Es tan grave el peligro que se cierne sobre Cochabamba que nada justifica que sigamos eludiéndolo. Urge, como primer paso, revisar el orden de nuestras prioridades y darle a la falta de agua la importancia que merece
“Los campesinos están en pie de guerra”. Con tan breve como elocuente frase, el gerente del Servicio Municipal de Agua Potable y Alcantarillado (Semapa), ha descrito el estado de ánimo imperante entre quienes viven y cultivan la tierra en la ladera sur de la cordillera del Tunari, la que limita con la conurbación urbana cochabambina.
No son ninguna exageración esas palabras, pues no hay manera más cabal de referirse al estado de apronte en que se han puesto los campesinos que se niegan a compartir “sus” aguas con los habitantes de la ciudad. Y tampoco es exagerada la preocupación que esa actitud provoca, pues sin esas aguas no habrá manera de afrontar la época de estiaje que está recién iniciándose.
El asunto, grave de por sí por los extremos a los que puede llegar el conflicto de intereses, lo es mucho más si se considera que desde hace 16 años, cuando se produjo la tristemente célebre “Guerra del Agua”, se ha arraigado la idea de que el agua pertenece a los pueblos “indígena, originarios, campesinos” y que nadie se la puede expropiar. Es sobre esa idea que se ha construido gran parte de la matriz ideológica actualmente dominante y ante ella no hay argumento que valga.
Los enormes peligros que ese conflicto de intereses entraña ya se los veía venir hace mucho tiempo. Cabe recordar al respecto que ya en la década de los 90 se produjeron las primeras batallas de la “Guerra del Agua”, cuando campesinos y vecinos de diferentes zonas de los alrededores de la ciudad se opusieron violentamente a la perforación de pozos profundos.
Son tantos los antecedentes del tema que no resulta novedoso el peligro que ahora se advierte. Lo nuevo es que según todas las previsiones, la brecha que separa la demanda de agua de la disponibilidad de ella nunca había sido tan grande como la que ya se avizora para el resto del año.
Esa brecha se debe en gran medida a lo pocas que fueron las lluvias durante los últimos meses, pero también a otros factores como la impermeabilización de los suelos de la zona de recarga por efecto del avance de la mancha urbana sobre el Parque Tunari, lo que ocasiona la pérdida de los acuíferos subterráneos, otra de las principales fuentes de abastecimiento de agua.

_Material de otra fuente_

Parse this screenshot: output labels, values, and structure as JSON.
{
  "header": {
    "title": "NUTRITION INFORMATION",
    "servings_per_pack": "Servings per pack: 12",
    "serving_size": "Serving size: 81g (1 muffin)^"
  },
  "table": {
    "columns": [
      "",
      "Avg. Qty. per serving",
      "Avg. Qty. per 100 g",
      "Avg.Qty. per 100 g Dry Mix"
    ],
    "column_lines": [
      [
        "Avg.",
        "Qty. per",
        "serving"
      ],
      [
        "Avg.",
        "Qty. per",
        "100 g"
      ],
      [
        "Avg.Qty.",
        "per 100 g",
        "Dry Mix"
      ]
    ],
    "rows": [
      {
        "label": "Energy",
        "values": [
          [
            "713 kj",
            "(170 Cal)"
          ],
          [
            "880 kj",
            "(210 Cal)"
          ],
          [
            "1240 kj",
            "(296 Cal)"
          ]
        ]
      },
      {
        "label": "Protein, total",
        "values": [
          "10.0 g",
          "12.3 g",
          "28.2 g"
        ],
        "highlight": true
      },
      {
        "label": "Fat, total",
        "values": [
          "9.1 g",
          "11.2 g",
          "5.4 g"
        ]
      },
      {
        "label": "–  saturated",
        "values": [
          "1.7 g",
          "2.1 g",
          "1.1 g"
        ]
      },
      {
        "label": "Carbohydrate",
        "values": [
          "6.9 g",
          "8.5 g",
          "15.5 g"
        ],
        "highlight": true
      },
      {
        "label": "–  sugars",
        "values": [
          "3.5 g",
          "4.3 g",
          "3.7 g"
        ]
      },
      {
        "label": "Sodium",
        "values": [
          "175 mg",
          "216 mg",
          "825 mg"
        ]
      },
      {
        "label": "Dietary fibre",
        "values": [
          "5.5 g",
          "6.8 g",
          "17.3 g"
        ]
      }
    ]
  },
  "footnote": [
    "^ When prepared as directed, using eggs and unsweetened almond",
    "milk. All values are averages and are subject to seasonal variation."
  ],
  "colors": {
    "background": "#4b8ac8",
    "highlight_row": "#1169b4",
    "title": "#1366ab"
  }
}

A ello se suma, por supuesto, la pésima manera como durante los últimos años se ha afrontado el problema del agua en Cochabamba. Cabe recordar al respecto que 16 años han pasado de la malhadada “Guerra del Agua” y mientras el proyecto Misicuni sigue sin ser más que una muy remota esperanza, nada se ha hecho para buscar fuentes alternativas y evitar los extremos a los que estamos a punto de llegar.
Una pequeña muestra de la irresponsabilidad con que el problema ha sido y sigue siendo abordado --eludido, más bien-- es que el presupuesto con que Semapa cuenta para afrontar el estado de emergencia es de sólo 4,5 millones de bolivianos (menos de 700 mil dólares). Una insignificancia si se compara ese monto con la magnitud del desafío o con los 400 millones de dólares que se pretende destinar a la construcción de un estadio, una villa olímpica y unos cuantos pequeños escenarios deportivos para que Cochabamba sea sede, durante 15 días, de los XVIII Juegos Deportivos Sudamericanos.